= Robert Shatterell =

English actor (1616–1684)

Robert Shatterell (baptized 10 November 1616 – 1684) was an English actor of the seventeenth century. He was one of the limited group of actors who began their careers in the final period of English Renaissance theatre, and resumed stage work in the Restoration, after the long theatre closure of the English Civil War and the Interregnum, 1642–1660. [See: Richard Baxter; Nicholas Burt; Walter Clun; Charles Hart; Michael Mohun; William Wintershall.]

==Biography==
Robert Shatterell was baptised on 10 November 1616 in the parish of St. Botolph, Aldgate. He started as a boy player; he was with Beeston's Boys in 1639. During the Civil War, like fellow actors Hart and Burt, he served as an officer in the elite cavalry regiment commanded by Prince Rupert. Shatterell he may have seen combat in the battles of Naseby and Marston Moor, and perhaps at Edgehill as well.

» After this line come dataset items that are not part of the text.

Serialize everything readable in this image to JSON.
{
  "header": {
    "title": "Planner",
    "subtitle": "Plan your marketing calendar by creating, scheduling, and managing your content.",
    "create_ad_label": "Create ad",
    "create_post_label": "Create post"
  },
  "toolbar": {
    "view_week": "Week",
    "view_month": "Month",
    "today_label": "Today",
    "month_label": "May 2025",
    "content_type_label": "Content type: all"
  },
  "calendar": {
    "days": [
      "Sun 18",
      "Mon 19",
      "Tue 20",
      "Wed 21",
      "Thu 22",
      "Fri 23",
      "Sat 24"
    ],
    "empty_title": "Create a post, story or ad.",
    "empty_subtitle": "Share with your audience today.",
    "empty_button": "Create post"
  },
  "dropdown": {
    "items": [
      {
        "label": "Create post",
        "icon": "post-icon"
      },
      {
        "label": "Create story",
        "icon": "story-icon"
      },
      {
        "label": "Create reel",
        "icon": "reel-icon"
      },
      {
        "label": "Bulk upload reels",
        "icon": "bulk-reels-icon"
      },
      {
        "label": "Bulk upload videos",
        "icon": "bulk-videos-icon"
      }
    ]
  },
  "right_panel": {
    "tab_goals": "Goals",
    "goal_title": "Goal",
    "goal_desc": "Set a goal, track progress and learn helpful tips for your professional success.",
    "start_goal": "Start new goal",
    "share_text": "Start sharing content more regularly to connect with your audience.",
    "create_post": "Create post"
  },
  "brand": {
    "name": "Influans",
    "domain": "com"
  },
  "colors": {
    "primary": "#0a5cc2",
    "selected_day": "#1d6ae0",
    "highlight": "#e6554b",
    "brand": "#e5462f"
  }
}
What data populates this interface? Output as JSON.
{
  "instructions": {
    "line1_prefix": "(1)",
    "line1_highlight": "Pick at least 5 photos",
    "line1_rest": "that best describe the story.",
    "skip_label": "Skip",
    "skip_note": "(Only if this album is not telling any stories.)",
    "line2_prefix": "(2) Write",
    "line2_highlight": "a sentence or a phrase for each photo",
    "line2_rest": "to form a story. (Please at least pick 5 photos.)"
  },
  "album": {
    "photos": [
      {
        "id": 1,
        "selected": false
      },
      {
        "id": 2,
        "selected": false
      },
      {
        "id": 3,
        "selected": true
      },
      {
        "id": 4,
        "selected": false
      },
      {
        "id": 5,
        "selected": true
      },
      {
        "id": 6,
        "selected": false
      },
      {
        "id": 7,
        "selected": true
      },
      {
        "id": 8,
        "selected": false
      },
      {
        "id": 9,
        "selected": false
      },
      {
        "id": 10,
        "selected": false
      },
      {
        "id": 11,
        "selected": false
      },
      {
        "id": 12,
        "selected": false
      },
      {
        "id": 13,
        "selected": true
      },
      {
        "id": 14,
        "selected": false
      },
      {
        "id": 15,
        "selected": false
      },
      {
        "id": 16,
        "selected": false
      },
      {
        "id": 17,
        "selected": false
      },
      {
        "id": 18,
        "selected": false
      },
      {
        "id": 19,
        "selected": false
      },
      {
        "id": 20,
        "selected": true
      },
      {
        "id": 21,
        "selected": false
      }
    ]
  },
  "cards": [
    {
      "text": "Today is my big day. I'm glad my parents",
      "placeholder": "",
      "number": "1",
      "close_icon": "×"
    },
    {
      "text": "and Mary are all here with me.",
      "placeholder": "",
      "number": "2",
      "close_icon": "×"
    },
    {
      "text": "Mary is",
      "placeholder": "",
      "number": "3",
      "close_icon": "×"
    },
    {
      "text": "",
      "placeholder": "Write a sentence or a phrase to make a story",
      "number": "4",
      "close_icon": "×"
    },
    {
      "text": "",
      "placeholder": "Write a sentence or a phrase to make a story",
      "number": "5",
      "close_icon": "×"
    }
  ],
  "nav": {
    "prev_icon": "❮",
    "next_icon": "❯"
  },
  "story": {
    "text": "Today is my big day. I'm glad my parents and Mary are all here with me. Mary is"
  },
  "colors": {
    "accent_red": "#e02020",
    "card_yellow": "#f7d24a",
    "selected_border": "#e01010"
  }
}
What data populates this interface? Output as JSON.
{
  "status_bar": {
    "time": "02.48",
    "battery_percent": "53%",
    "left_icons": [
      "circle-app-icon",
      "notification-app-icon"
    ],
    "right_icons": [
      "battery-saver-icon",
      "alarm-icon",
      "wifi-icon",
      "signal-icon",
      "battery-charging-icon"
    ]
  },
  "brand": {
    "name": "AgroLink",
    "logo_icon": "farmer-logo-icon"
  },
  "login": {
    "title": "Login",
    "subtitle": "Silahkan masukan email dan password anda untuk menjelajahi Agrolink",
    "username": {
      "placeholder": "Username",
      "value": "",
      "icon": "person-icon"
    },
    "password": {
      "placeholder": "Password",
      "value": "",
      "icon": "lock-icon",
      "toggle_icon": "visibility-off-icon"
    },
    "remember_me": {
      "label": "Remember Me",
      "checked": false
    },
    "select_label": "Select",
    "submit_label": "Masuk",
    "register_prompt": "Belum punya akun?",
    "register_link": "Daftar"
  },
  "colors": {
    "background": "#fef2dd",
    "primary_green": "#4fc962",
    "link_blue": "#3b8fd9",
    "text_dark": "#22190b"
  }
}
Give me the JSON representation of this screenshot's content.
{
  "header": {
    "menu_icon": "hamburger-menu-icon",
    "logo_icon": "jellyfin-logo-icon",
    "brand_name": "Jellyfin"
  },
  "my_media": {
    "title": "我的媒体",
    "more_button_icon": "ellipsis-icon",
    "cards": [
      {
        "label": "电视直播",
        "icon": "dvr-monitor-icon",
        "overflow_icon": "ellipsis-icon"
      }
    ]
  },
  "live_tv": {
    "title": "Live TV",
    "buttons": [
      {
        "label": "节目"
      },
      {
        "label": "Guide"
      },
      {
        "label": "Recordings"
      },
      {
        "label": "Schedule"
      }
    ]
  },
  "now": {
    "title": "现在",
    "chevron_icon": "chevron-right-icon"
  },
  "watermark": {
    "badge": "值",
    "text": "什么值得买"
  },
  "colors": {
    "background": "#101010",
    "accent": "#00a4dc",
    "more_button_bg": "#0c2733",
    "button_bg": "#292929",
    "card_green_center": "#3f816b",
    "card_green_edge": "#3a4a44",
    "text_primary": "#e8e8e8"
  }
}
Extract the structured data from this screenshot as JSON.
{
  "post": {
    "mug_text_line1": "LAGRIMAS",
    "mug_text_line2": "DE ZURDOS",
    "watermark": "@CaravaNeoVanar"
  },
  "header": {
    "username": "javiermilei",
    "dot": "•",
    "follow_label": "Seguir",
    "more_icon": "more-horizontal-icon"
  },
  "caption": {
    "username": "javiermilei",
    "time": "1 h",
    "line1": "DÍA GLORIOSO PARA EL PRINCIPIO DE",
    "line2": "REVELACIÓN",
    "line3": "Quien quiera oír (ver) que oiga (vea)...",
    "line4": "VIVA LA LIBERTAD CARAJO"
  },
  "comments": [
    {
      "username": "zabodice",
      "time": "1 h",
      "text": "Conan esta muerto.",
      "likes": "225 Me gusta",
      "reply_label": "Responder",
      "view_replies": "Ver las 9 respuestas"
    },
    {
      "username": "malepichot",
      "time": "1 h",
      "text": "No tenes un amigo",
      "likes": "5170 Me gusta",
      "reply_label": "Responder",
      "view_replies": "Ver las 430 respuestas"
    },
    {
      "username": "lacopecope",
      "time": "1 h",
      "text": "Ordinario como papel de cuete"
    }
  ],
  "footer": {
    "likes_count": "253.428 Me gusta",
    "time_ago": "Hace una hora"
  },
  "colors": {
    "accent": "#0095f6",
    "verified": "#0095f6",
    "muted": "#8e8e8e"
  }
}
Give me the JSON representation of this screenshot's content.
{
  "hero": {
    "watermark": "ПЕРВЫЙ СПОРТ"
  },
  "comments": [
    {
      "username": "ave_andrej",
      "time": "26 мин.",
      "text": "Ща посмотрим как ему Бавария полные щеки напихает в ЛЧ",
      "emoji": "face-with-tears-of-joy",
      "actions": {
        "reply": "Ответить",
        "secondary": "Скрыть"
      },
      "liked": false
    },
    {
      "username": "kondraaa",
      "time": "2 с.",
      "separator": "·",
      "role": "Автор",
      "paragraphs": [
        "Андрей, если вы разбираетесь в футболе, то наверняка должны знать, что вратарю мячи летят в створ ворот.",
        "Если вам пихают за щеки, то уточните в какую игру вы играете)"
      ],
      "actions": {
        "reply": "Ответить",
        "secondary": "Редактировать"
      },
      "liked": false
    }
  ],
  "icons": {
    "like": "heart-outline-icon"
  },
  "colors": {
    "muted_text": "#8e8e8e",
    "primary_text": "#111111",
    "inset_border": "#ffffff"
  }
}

Once the main combat of the Civil War had ended, Shatterell returned to the stage. He was one of the English actors who were active on the Continent, primarily in The Hague and Paris, in the mid-1640s.

After dramatic activity recommenced in England in 1660, Shatterell became one of the thirteen actors who were original sharers in the new-organized King's Company. During his ensuing career, he played mostly comic roles; he took the parts of Poins in Shakespeare's Henry IV plays, Voltore in Jonson's Volpone, and Maskal in Dryden's An Evening's Love, plus Bessus in A King and No King and Calianax in The Maid's Tragedy, both plays by Beaumont and Fletcher, and the Quack in Wycherly's The Country Wife.

==Family==
Robert Shatterell's younger brother Edward Shatterell (1620 – c. 1664) was also an actor, though less successful and more obscure.